Et si le grand artiste belge, c'était lui ! David Bartholomé, entouré de ses deux fidèles acolytes, forment avec Sharko l'un des trios les plus séduisants de la planète pop. Et cela fait 10 ans que ça dure !
Dance on the beast, sixième opus de ce que l'on est bien obligé d'appeler une oeuvre, est fidèle à ses prédécesseurs : alerte, inventif et réjouissant. Sur un format de chanson de 3'-3'30 (sa durée-étalon), Sharko arrive à concentrer un cocktail vitaminé de mélodies pop imparables.

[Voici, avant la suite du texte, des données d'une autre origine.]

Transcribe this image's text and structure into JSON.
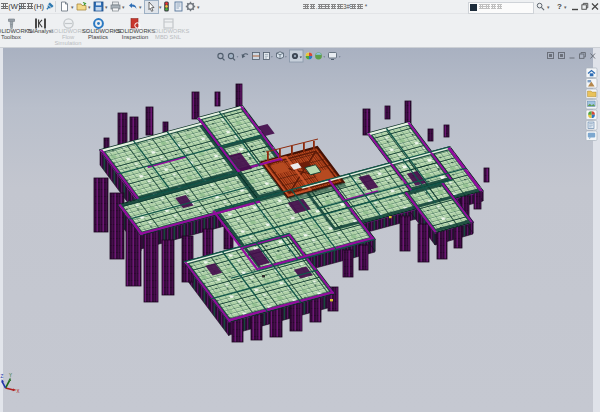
{
  "app": "SOLIDWORKS",
  "window": {
    "title": "友佳.欧尚名城3#总装 *",
    "buttons": {
      "minimize": "–",
      "restore": "❐",
      "close": "✕"
    },
    "help_label": "?"
  },
  "menubar": {
    "items": [
      {
        "label": "口(W)"
      },
      {
        "label": "帮助(H)"
      }
    ],
    "pin_icon": "pushpin-icon"
  },
  "quick_access_toolbar": [
    {
      "name": "new"
    },
    {
      "name": "open"
    },
    {
      "name": "save"
    },
    {
      "name": "print"
    },
    {
      "name": "undo"
    },
    {
      "name": "select",
      "pressed": true
    },
    {
      "name": "rebuild"
    },
    {
      "name": "file-properties"
    },
    {
      "name": "options"
    }
  ],
  "search": {
    "placeholder": "搜索命令"
  },
  "command_manager": {
    "addins": [
      {
        "label": "SOLIDWORKS\nToolbox",
        "enabled": true
      },
      {
        "label": "TolAnalyst",
        "enabled": true
      },
      {
        "label": "SOLIDWORKS\nFlow\nSimulation",
        "enabled": false
      },
      {
        "label": "SOLIDWORKS\nPlastics",
        "enabled": true
      },
      {
        "label": "SOLIDWORKS\nInspection",
        "enabled": true
      },
      {
        "label": "SOLIDWORKS\nMBD SNL",
        "enabled": false
      }
    ]
  },
  "headsup_toolbar": [
    "zoom-to-fit",
    "zoom-to-area",
    "previous-view",
    "section-view",
    "annotation-views",
    "view-orientation",
    "hide-show-items",
    "edit-appearance",
    "apply-scene",
    "view-settings"
  ],
  "document_window_buttons": [
    "restore-a",
    "restore-b",
    "minimize",
    "restore",
    "close"
  ],
  "task_pane_tabs": [
    "solidworks-resources",
    "design-library",
    "file-explorer",
    "view-palette",
    "appearances-scenes",
    "custom-properties",
    "solidworks-forum"
  ],
  "triad": {
    "x": "X",
    "y": "Y",
    "z": "Z"
  },
  "model": {
    "description": "aluminium formwork building floor assembly",
    "colors": {
      "panel_green": "#cde9c8",
      "grid_dark": "#0d4034",
      "teal_edge": "#156a5c",
      "magenta": "#b400b4",
      "purple_dark": "#470b50",
      "red_block": "#a03212",
      "red_light": "#cd6a3f"
    }
  }
}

Le rêve du programmateur radio qui n'aura que l'embarras du choix pour exporter de l'album des singles potentiels.
Il y a là des titres naturellement solaires (Rise up), ils ne sont pas majoritaires sur l'album, loin de là . En passant dans d'autres mains que ces Belges farceurs, l'essentiel de Dance on the beast aurait pu avoir des accents déchirants. Il en reste d'ailleurs des exemples : 23 find we belong est à vous tirer des larmes. Il faut dire que les ingrédients sont là : une voix d'écorché, sorte de Sting de fin de soirée (et donc plus éraillé) et un fond qui renvoie à la base plus à la new wave sombre des années 80 ou à l'indie rock dépressive des années 90 qu'au Club Dorothée
.
Sauf qu'avec Sharko, cela ne se passe pas ainsi : un petit vent d'allégresse combat sans cesse les idées noires et parfois les repoussent très loin. Peut-être que le nom de l'album vient de là : menacés d'être dévorés tout cru par la bête de la déprime, Bartholomé et ses hommes préfèrent danser dessus dans un dernier sursaut de vitalité. Horses est en soi un bon exemple de cette positive attitude de chaque instant qui fait mettre au milieu d'un morceau indie rock en mode mineur un inattendu petit gimmick de claviers Bontempi à la Jacno.
Et ne croyez que le principe soit artificiel : au contraire, ces ingrédients contraires se fondent dans un même et bon morceau. Sharko ferait même passer un élément de mauvais goût (comme une guitare rock FM à la Van Halen sur Cinema Tech) pour une idée de génie. Délicieux retournement de situation et apanage des plus grands.
Avec Sharko, ça groove et plus vite que ça à coups de synthé basse parfaitement assumé : Yo Hear, formidable titre de funk blanc dans la lignée de Zoot Woman, peut nous faire croire que Bruxelles se trouve pas dans la banlieue de L.A. et que David, dans les tréfonds de son arbre généalogique, a un peu de sang black. Dans le genre, le californien Since You called est pas mal non plus et vous donne envie d'être Chic et de porter le costard blanc. Comme Beck, Luscious Jackson, Phoenix, Zoot Woman et d'autres, le trio belge se révèle parfaitement à l'aise entre culture musicale blanche et black. Complément indispensables des guitares, la partie électronique chez Sharko a le côté vintage des années 80 : une nécessité technique à l'époque, un vrai choix esthétique aujourd'hui avec des sons francs du collier et des programmations hip hop premières époques.
Pour son album, le trio belge a fait une nouvelle fois appel à Dimitri Tikovoi, un producteur au final plus à l'aise quand il s'agit de travailler pour les autres (Michael J. Sheehy, Ghinzu, The Raveonettes) que pour lui-même (Trash Palace, projet pour le moins lourdingue).
Carton plein sur toute la ligne. Sharko, l'artiste qu'il vous faut.